After a commercial break, the second team attempted to beat the first team's time in the manner described. The runner on the winning team received a gift certificate for his/her own $500 shopping spree, and their partner kept the prizes they chose. In addition, the winning team advanced to the Birthday Party.

In season two, if the runner on the team made it through all six stores without making a mistake, they won a $500 bonus.

==Bonus round==
In the bonus round, titled "the Birthday Party", the contestants chose from among a selection of "gifts" for which celebrities might have a particular use. The game was played for a vacation package and a cash prize.

===Double Up Derby===
Beginning halfway through the first season, the winning team played a game called "Denise/Dennis DuJour's Double Up Derby" to determine how much money they would play for at the Birthday Party. Before the show, that day's Denise/Dennis selected a prize from one of the six stores. The team was given a brief description of Denise/Dennis, and was then asked to guess which prize they believe Denise/Dennis had chosen. If the team guessed correctly, Denise/Dennis won that chosen prize and the team played for $2,000 in addition to a vacation package at the Birthday Party. If they were unsuccessful, the team played for $1,000 and the package. Regardless of the outcome, Denise/Dennis received a $100 salary for the day.

===Birthday Party===

A contestant sliding a gift toward a celebrity.

After the team listened to a description of the potential bonus prize, the three pieces of the set rotated 180 degrees to reveal the Birthday Party.
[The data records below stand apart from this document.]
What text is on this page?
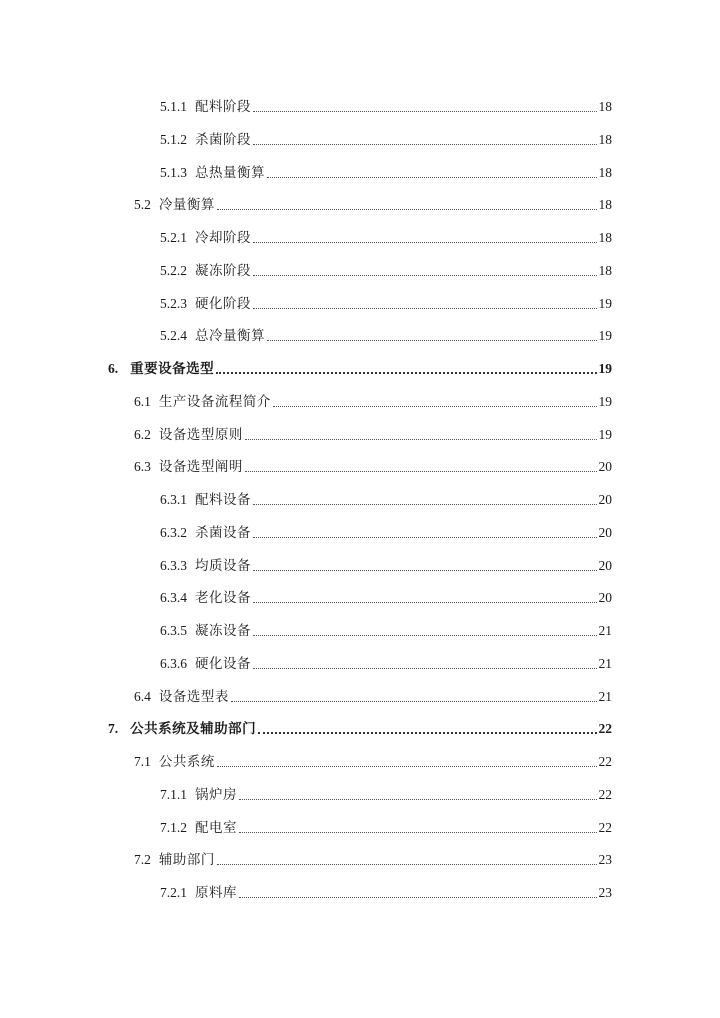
5.1.1 配料阶段	18
5.1.2 杀菌阶段	18
5.1.3 总热量衡算	18
5.2 冷量衡算	18
5.2.1 冷却阶段	18
5.2.2 凝冻阶段	18
5.2.3 硬化阶段	19
5.2.4 总冷量衡算	19
6. 重要设备选型	19
6.1 生产设备流程简介	19
6.2 设备选型原则	19
6.3 设备选型阐明	20
6.3.1 配料设备	20
6.3.2 杀菌设备	20
6.3.3 均质设备	20
6.3.4 老化设备	20
6.3.5 凝冻设备	21
6.3.6 硬化设备	21
6.4 设备选型表	21
7. 公共系统及辅助部门	22
7.1 公共系统	22
7.1.1 锅炉房	22
7.1.2 配电室	22
7.2 辅助部门	23
7.2.1 原料库	23
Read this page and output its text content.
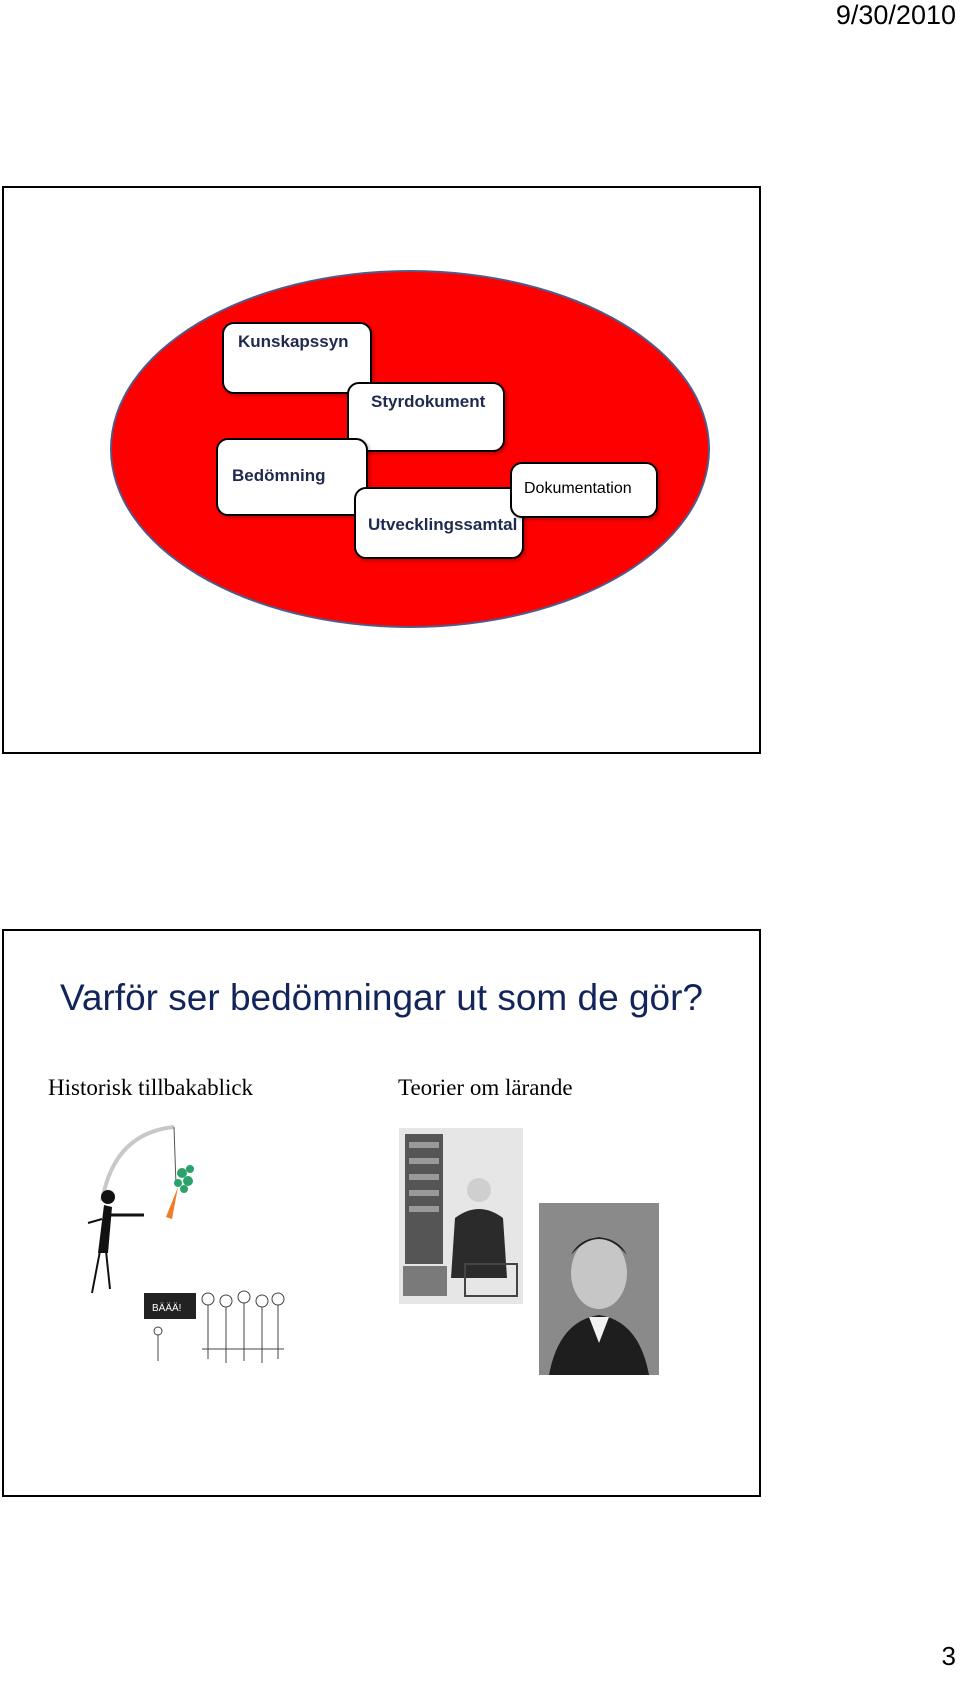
9/30/2010
Kunskapssyn
Styrdokument
Bedömning
Utvecklingssamtal
Dokumentation
Varför ser bedömningar ut som de gör?
Historisk tillbakablick	Teorier om lärande
BÄÄÄ!
3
The left panel revealed the playing area, the center piece held a large representation of a birthday cake, and the rightmost panel held a wall of 12 to 14 items labeled the "Birthday Board".

One team member shopped for gifts and the other had to wrap and deliver them to the celebrities. Pearson showed the contestants and the home audience each item on the Birthday Board. The game began with a caricature of a famous celebrity (real or fictional, past or present) appearing at the end of a table. The shopper took down an item from the board that he/she thought was connected to the celebrity in some way (a chef's hat would be connected to Wolfgang Puck) and threw it to the wrapper. The wrapper then placed it in the box and slid it down the table to the celebrity. If the team was correct, the gift was accepted and another celebrity appeared. If not, the celebrity "rejected" the gift and pushed it back. Teams could pass and go back to that celebrity if there was any time remaining. Each correct gift was worth $100, and getting all seven gifts within 75 seconds awarded each team member a vacation package and $1,000 ($2,000 if the team won the Double Up Derby).

During the second season, the shopper could not cross a line on the floor when throwing gifts to the wrapper. If this occurred, a five-second penalty was assessed.